Before we can search for documents, we need to upload them to DuckDB. We can use the upload.documents function to upload a list of dictionaries to DuckDB.

All the search functions require a DuckDB database name as the first argument. The database name is the name of the DuckDB database where the documents are stored. The database name is the same as the one used in the upload.documents function. Each search function can take additional parameters to control the search behavior such as the number of documents to return, the number of documents to score for each query token, and the number of parallel jobs to use as well as optional SQL filters.

Documents

Once the documents are uploaded, we can search for them using the search.documents function. The search function returns a list of list of documents ordered by their BM25 score.

search.documents(
    database="ducksearch.duckdb",
    queries=["daft punk", "rock"],
    top_k=10,
    top_k_token=10_000,
    batch_size=32,
    n_jobs=-1,
)
[
    [
        {
            "id": "2",
            "title": "Alive",
            "style": "electro, punk",
            "date": Timestamp("2007-11-19 00:00:00"),
            "popularity": 9,
            "score": 0.16131360828876495,
        }
    ],
    [
        {
            "id": "1",
            "title": "Here Comes the Sun",
            "style": "rock",
            "date": Timestamp("1969-06-10 00:00:00"),
            "popularity": 10,
            "score": 0.09199773520231247,
        },
        {
            "id": "0",
            "title": "Hotel California",
            "style": "rock",
            "date": Timestamp("1977-02-22 00:00:00"),
            "popularity": 9,
            "score": 0.07729987800121307,
        },
    ],
]
Info

The search function is executed in parallel using the n_jobs parameter. We can control the number of documents to return using the top_k parameter and the number of documents to score for each query token using the top_k_token parameter. Reducing top_k_token can further speed up the search but may result in lower quality results.

Filters

We can apply filters to the search using the filters parameter.

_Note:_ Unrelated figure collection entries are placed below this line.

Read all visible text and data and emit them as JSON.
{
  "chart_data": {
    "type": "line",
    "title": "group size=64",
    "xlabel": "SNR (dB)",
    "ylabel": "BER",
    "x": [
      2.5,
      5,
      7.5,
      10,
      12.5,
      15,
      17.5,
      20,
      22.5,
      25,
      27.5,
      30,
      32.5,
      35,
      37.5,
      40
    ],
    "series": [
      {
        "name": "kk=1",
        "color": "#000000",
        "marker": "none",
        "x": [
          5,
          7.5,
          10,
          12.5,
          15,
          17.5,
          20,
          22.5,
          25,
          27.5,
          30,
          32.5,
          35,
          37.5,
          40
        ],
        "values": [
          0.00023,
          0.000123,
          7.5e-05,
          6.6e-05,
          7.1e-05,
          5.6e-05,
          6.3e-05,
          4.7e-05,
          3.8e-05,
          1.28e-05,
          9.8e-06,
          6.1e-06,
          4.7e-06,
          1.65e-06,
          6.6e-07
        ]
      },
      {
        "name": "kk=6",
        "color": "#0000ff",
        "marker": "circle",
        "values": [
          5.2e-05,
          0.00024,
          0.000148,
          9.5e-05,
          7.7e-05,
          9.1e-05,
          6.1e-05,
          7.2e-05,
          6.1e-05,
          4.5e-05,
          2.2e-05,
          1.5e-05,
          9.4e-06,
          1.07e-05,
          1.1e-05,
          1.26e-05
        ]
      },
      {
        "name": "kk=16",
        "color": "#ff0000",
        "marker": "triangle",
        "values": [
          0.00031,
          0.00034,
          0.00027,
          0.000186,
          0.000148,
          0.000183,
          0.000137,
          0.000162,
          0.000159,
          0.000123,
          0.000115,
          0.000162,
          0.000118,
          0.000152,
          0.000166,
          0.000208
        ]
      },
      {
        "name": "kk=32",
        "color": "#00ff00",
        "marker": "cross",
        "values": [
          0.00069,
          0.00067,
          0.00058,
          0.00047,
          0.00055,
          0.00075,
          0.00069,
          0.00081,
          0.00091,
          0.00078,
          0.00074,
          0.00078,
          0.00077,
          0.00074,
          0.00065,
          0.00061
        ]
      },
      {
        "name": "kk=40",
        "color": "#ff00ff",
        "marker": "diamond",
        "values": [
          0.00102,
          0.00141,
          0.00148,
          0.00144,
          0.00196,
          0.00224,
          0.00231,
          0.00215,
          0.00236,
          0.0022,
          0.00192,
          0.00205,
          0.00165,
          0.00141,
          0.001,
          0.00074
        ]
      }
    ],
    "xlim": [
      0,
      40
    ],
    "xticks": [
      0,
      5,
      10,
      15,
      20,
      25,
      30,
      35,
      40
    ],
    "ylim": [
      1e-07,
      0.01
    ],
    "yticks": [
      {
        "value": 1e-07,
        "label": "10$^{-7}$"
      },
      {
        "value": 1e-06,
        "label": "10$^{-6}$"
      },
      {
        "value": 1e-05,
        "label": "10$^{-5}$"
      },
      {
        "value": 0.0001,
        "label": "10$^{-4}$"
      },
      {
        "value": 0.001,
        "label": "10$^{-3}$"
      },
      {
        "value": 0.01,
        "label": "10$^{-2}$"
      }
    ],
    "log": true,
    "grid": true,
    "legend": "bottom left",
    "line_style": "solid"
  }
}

The filters are SQL expressions that are applied to the search results.

from ducksearch import search

search.documents(
    database="ducksearch.duckdb",
    queries=["rock", "california"],
    top_k=10,
    top_k_token=10_000,
    batch_size=32,
    filters="YEAR(date) <= 1990 AND YEAR(date) >= 1970",
    n_jobs=-1,
)
[
    [
        {
            "score": 0.07729987800121307,
            "id": "0",
            "title": "Hotel California",
            "style": "rock",
            "date": Timestamp("1977-02-22 00:00:00"),
            "popularity": 9,
        }
    ],
    [
        {
            "score": 0.16131360828876495,
            "id": "0",
            "title": "Hotel California",
            "style": "rock",
            "date": Timestamp("1977-02-22 00:00:00"),
            "popularity": 9,
        }
    ],
]
Info

The filters are evaluated by DuckDB, so all DuckDB functions are available for use in the filters. You can find more information about DuckDB functions in the DuckDB documentation.